Giter Site home page Giter Site logo

Comments (15)

MarcHenriot avatar MarcHenriot commented on September 21, 2024 5

That's right, I modified the runFullPairingTournament function for those who are interested in this kind of technique.

def runFullPairingTournamentN(inFolder=STRATEGY_FOLDER, n=1000):
  finalScoreKeeper = {}
  STRATEGY_LIST = []
  
  for file in os.listdir(inFolder):
      if file.endswith(".py"):
          STRATEGY_LIST.append(file[:-3])
  
  for strategy in STRATEGY_LIST:
      finalScoreKeeper[strategy] = 0

  for _ in tqdm(range(n)):
      scoreKeeper = {}
      for strategy in STRATEGY_LIST:
          scoreKeeper[strategy] = 0
          
      for pair in itertools.combinations(STRATEGY_LIST, r=2):
          roundHistory = runRound(pair)
          scoresA, scoresB = tallyRoundScores(roundHistory)
          scoreKeeper[pair[0]] += scoresA
          scoreKeeper[pair[1]] += scoresB

      for strategy in STRATEGY_LIST:
          finalScoreKeeper[strategy] += scoreKeeper[strategy]
          
  scoresNumpy = np.zeros(len(finalScoreKeeper))
  for i in range(len(STRATEGY_LIST)):
      scoresNumpy[i] = finalScoreKeeper[STRATEGY_LIST[i]]
  rankings = np.argsort(scoresNumpy)

  for rank in range(len(STRATEGY_LIST)):
      i = rankings[-1-rank]
      score = scoresNumpy[i]
      scoreTrour = score/n
      scorePer = scoreTrour/(len(STRATEGY_LIST)-1)
      print(f'#{pad(str(rank+1)+":", 3)} {pad(STRATEGY_LIST[i]+":", 18)} {score:f} ({scoreTrour:f} avg per tournament) ({scorePer:f} avg per match)')

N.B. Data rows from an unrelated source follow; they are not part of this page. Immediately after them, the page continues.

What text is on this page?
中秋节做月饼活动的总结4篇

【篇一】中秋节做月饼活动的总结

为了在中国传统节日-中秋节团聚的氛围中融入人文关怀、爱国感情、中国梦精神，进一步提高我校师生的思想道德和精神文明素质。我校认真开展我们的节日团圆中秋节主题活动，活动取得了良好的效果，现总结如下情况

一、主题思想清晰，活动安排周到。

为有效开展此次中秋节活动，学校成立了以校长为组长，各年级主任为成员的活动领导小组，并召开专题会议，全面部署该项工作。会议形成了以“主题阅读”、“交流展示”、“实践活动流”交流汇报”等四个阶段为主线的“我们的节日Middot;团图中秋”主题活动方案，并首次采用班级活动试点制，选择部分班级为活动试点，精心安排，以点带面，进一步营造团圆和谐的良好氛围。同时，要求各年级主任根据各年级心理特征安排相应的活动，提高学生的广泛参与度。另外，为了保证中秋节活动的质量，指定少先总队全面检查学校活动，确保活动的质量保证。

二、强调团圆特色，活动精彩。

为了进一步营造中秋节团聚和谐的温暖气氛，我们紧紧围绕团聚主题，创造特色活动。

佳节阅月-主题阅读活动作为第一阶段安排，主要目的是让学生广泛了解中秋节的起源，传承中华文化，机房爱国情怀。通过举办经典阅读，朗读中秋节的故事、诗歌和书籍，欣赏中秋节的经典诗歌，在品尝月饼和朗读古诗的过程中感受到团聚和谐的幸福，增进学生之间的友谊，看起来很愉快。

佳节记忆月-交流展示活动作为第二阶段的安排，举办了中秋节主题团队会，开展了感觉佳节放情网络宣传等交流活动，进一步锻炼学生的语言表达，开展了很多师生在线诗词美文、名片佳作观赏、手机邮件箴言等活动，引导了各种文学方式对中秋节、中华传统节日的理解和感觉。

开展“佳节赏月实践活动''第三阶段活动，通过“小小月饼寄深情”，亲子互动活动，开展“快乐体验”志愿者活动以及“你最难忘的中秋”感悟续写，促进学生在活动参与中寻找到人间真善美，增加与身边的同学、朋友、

from prisonersdilemmatournament.

nobody5050 avatar nobody5050 commented on September 21, 2024 2

I’ve been using a modified version of that function myself for testing, but this one looks much cleaner. Thanks!

from prisonersdilemmatournament.

Bip901 avatar Bip901 commented on September 21, 2024

Agreed; My submission consistently ranks 1st when running a few times and averaging the results, but sometimes ranks as low as 3rd when running only once.

from prisonersdilemmatournament.

carykh avatar carykh commented on September 21, 2024

Thanks for pointing this out! Yeah, quite a few people noticed how much randomness had an effort on the leaderboard's ordering. I will probably do something like @peopleOfPalay's edit where I run the tournament over and over and take the average of all of them. I'll try to do 1,000 iterations, but I hope the code doesn't take too long to run! (Since it is O(n^2) for the number of submissions)

from prisonersdilemmatournament.

valadaptive avatar valadaptive commented on September 21, 2024

You could take advantage of multiprocessing. I can create a PR for that if you want!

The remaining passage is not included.